Huelgas Ensemble, direction Paul Van Nevel.
1 Album Harmonia Mundi 901700.
C'est à Florence Guillaume Dufay semble avoir composé plusieurs des 13 motets enregistrés ici par Paul Van Nevel et l'Ensemble Huelgas pour un portrait "isorythmique" du savant chanoine de Cambrai. Ce principe de l'isorythmie (1) est a priori un trait archaïsant chez Dufay qui ne recourra plus à cette technique après 1442. Mais en fait, l'intéressé se fait une arme de cet archaïsme cher à l'école de l'Ars Nova, pour se livrer à de stimulantes expériences harmoniques.
Précisément, passionné par ce dualisme entre passé et innovations, Paul Van Nevel exalte à loisir le jeu contrapuntique et la mise en espace (le motet Nuper Rosarum Flores composé pour la consécration du Duomo fameux de Brunelleschi en 1436).

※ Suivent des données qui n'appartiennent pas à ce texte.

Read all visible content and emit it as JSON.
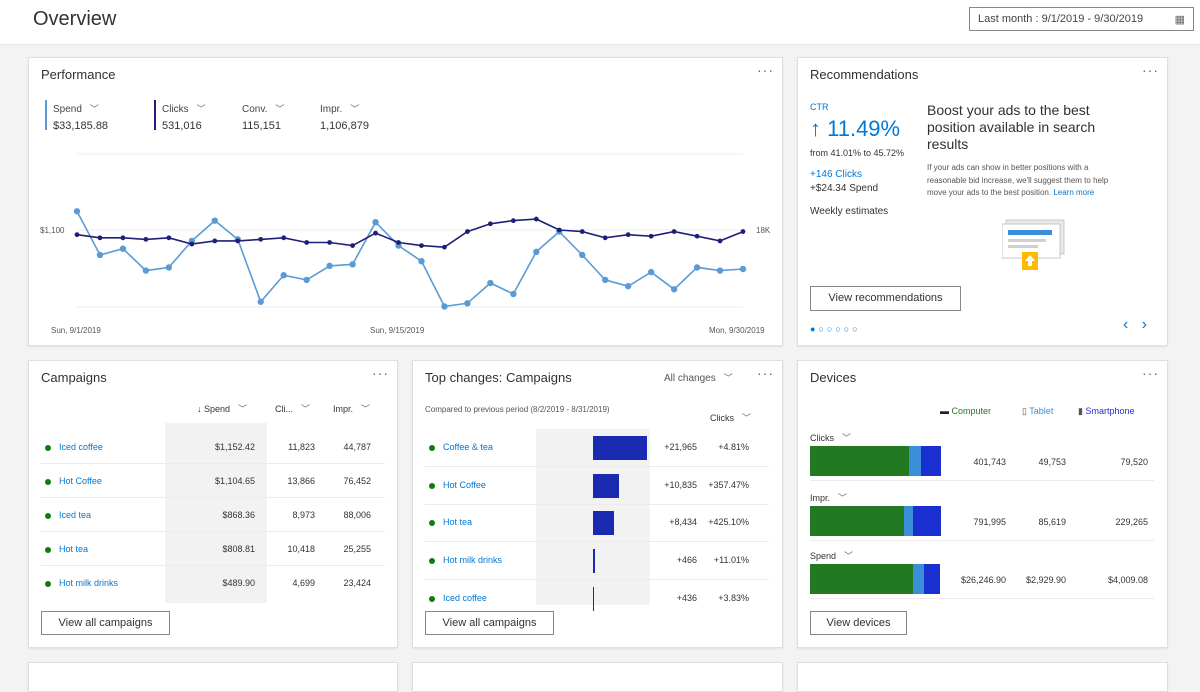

En outre, esprit très personnel, le chef flamand a réalisé sa propre transcription des oeuvres ; transcription qui repose uniquement sur les sources manuscrites existantes.
Il en résulte une fiabilité "musicologique" qui n'est pas le moindre atout de cette lecture qui se veut, comme l'écrit si bien Van Nevel, "adieu symbolique au Moyen âge". Et comme toujours avec Huelgas, la perfection formelle et l'opulence acoustique (un instrumentarium agissant soutient ici de l'ensemble vocal) sont au rendez-vous.
Avec ce souci virtuose qui, dans les entrelacs les plus sophistiqués de la trame polyphonique (Dufay ne craint pas le défi pluritextuel, en confiant jusqu'à trois textes différents aux interprètes !), ne perd jamais de vue l'expressivité d'un chant que nimbent parfois de captivantes résonances d'orgue, ajoutant le mystère au charme de l'écoute.
(1) Par isorythmie, on entend une technique d'écriture qui répète constamment une formule rythmique aux voix, isolées ou groupées, alors que le matériau mélodique change. Cette technique va revenir en force chez les compositeurs du XVIIIe siècle, Vivaldi notamment.